De-identification is not enough: a comparison between de-identified and synthetic clinical notes
This work addresses privacy risks for healthcare data sharing, showing that current methods are insufficient, but it is incremental as it builds on existing generative models and attack techniques.
The study tackled the problem of privacy in sharing clinical notes by comparing de-identified and synthetic data, finding that both are vulnerable to membership inference attacks and synthetic notes perform similarly to real data in clinical tasks.

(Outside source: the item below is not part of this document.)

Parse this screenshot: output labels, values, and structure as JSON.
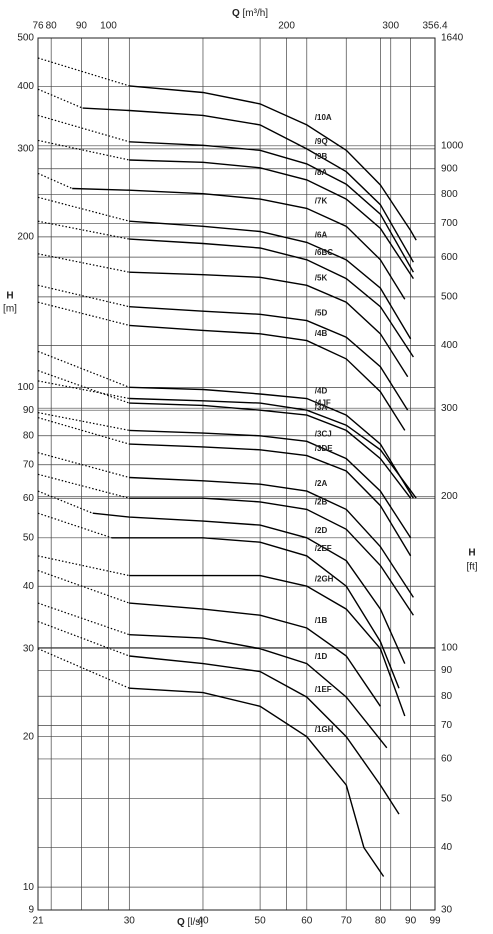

For sharing privacy-sensitive data, de-identification is commonly regarded as adequate for safeguarding privacy. Synthetic data is also being considered as a privacy-preserving alternative. Recent successes with numerical and tabular data generative models and the breakthroughs in large generative language models raise the question of whether synthetically generated clinical notes could be a viable alternative to real notes for research purposes. In this work, we demonstrated that (i) de-identification of real clinical notes does not protect records against a membership inference attack, (ii) proposed a novel approach to generate synthetic clinical notes using the current state-of-the-art large language models, (iii) evaluated the performance of the synthetically generated notes in a clinical domain task, and (iv) proposed a way to mount a membership inference attack where the target model is trained with synthetic data. We observed that when synthetically generated notes closely match the performance of real data, they also exhibit similar privacy concerns to the real data. Whether other approaches to synthetically generated clinical notes could offer better trade-offs and become a better alternative to sensitive real notes warrants further investigation.